I'm trying to read, merge and append a large amount of from a CSV. The basics are all working correctly. However, I am overwriting my result set and haven't been able to correct it.
Data in both files is very straightforward:
# Small data set
A,B,C
1,2,101
3,4,102
9,10,103
# Large data set(used in chunk below)
A,B,C
1,2,1000
3,4,2000
9,10,3000
Sample Code
import pandas as pd
# Read CSVs
inventory_1 = pd.read_csv("file1.csv")
# Create new DF to hold the merge results
bucket = pd.DataFrame(columns=list("ABC"))

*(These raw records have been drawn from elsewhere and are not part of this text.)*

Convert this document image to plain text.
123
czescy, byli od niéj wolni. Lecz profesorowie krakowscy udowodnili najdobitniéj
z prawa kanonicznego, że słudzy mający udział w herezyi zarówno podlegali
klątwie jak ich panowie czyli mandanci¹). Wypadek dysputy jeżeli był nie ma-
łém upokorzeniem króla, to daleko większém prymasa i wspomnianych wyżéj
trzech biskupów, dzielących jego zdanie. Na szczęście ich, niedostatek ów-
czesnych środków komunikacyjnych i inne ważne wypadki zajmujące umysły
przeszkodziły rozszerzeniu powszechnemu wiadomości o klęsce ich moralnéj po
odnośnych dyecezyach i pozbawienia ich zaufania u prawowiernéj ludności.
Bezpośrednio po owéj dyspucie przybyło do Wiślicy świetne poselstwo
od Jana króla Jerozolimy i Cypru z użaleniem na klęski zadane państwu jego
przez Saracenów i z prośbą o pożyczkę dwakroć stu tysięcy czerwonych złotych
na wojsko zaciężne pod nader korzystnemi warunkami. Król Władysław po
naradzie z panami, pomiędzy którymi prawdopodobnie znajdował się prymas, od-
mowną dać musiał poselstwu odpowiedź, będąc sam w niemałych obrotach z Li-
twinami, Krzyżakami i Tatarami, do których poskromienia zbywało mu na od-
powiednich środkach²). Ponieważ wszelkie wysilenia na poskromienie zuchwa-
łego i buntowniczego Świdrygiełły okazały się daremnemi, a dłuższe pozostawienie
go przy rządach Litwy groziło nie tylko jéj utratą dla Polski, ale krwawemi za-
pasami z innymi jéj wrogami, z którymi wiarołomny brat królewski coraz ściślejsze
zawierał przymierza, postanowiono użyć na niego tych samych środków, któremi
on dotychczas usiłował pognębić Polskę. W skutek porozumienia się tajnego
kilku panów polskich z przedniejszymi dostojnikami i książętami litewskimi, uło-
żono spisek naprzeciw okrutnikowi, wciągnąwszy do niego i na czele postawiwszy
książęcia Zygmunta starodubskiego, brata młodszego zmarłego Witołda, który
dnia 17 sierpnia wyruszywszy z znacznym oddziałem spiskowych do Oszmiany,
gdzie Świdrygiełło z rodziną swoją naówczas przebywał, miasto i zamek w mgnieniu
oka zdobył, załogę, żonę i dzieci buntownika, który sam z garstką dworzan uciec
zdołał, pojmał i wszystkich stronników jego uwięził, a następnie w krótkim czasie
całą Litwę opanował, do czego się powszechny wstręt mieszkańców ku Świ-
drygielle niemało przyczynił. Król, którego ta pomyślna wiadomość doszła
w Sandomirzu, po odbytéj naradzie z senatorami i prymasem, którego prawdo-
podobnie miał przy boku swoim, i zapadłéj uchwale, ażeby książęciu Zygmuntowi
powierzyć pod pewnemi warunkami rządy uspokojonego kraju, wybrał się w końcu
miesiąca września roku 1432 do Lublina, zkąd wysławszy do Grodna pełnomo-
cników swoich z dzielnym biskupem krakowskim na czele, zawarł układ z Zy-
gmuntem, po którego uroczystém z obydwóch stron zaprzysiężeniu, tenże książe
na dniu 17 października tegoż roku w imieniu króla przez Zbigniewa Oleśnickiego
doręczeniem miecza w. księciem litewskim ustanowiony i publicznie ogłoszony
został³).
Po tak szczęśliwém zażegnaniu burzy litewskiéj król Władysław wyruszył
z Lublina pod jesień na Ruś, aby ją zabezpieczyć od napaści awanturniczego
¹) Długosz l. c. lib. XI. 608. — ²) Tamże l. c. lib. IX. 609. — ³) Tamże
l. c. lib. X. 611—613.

# Use chunk to read in the large file, merge and append the data
for chunk in pd.read_csv("file2.csv",chunksize=2):
chunk_merge = pd.merge(
inventory_1, chunk,
left_on=['A'],
right_on=['A'],
how='left')
result = bucket.append(chunk_merge)
print(result)
What happens is the merge will work correctly on the data in the chunk, but the previous results are overwritten in the result. So, in the example above I get:
# 1st Loop
A B B_x B_y C C_x C_y
0 1 NaN 2.0 2.0 NaN 1000.0 101.0
1 3 NaN 4.0 4.0 NaN 2000.0 102.0
2 9 NaN 10.0 NaN NaN 3000.0 NaN
# 2nd Loop
A B B_x B_y C C_x C_y
0 1 NaN 2.0 NaN NaN 1000.0 NaN
1 3 NaN 4.0 NaN NaN 2000.0 NaN
2 9 NaN 10.0 10.0 NaN 3000.0 103.0
The answer I need is:
A B_x C_x B_y C_y
0 1 2 1000 2 101
1 3 4 2000 4 102
2 9 10 3000 10 103
I feel like the answer is staring me in the face but I can't see it. Any help would be appreciated.